Run docker container using:

docker run -p 8080:8080 xyzassessment/backend-services:latest

Run the test using Maven, or using the debugger in your IDE

Run the application using:

mvn spring-boot:run The application runs on port 8081 since port 8080 is already in use by the given Docker container

Documentation

The application is a simple Spring Boot application. The controller splits the input data and passes it to the Aggregation Service. There, the three different API calls are transformed into futures. Only if all the futures are completed, the request will complete. The results are then converted to an Aggregation object, which is then converted to JSON by Spring Boot.

As the requirements describe, the call to the other APIs can be done immediately (if the queue sizes are all 5), or they can be added to the queue to be executed later. The method returns empty futures for each item in the request that the request thread can wait for. The future itself is added to the listeners map so the scheduler can complete the future later. Multiple requests can wait for the same data, so when the data arrives, multiple requests can be notified.

Only the APIWrapper class contains data that multiple threads can access at the same time, so this is the only place where we have to manage concurrency. The queues are Blocking Queues, since they have to support multiple threads adding data to the queue. The listeners map is also thread-safe since it's a ConcurrentHashMap. For simplicity, the whole method to generate futures is synchronized, since there is non-atomic logic there.

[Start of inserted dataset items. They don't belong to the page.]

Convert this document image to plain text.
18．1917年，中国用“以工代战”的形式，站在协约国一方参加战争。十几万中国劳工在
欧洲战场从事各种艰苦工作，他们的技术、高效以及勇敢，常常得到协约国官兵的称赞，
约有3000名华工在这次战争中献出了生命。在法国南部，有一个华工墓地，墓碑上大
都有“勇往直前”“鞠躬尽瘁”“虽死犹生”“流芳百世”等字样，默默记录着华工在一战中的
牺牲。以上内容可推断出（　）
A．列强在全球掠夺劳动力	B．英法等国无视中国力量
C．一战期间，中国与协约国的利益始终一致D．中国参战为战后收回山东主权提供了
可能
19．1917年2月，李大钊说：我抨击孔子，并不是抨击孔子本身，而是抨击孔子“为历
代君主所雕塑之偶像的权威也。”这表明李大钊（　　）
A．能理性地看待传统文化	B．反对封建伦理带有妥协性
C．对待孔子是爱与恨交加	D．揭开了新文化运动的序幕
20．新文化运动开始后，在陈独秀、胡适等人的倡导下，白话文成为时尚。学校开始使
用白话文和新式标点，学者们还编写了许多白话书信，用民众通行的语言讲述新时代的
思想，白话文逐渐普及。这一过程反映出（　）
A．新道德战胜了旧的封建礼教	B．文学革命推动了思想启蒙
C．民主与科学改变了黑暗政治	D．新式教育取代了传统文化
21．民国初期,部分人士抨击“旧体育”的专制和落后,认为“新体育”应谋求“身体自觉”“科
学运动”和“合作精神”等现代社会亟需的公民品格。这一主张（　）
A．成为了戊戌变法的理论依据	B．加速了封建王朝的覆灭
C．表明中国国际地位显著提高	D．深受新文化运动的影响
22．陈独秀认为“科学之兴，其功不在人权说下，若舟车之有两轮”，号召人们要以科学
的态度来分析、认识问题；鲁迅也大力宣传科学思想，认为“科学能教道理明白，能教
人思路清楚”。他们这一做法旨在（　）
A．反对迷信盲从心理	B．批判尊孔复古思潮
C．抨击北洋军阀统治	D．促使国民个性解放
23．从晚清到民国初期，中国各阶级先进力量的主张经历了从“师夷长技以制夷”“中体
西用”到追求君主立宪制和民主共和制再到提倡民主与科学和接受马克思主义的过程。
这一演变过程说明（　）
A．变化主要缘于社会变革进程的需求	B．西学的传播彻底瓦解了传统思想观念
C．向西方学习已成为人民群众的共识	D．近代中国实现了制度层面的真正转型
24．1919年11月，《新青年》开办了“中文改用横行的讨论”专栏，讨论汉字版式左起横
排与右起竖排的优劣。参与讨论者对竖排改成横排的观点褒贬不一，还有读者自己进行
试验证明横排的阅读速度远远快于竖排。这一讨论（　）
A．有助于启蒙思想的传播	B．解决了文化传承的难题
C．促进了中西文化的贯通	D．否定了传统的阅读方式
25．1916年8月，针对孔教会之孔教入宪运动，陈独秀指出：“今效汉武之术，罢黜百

The only other public method is resolveFutures(...), which doesn't need synchronization.

The tests are created using Wiremock. Each test spins up the application, and tears it down afterwards. This is done to ensure the application state is wiped after each test. These are the test scenarios:

  • Gets only success data from the APIs
  • Test that the calls don't throw exceptions if we don't provide all parameters in the request.
  • Some of the requests to the APIs are successful, others are not. In this case we check that we receive null values.
  • We send enough data that it doesn't wait for the scheduler (all multiples of 5). In this case we verify that we receive a response immediately.
  • Expect that we receive NULL-values in the response map when the corresponding call timed out.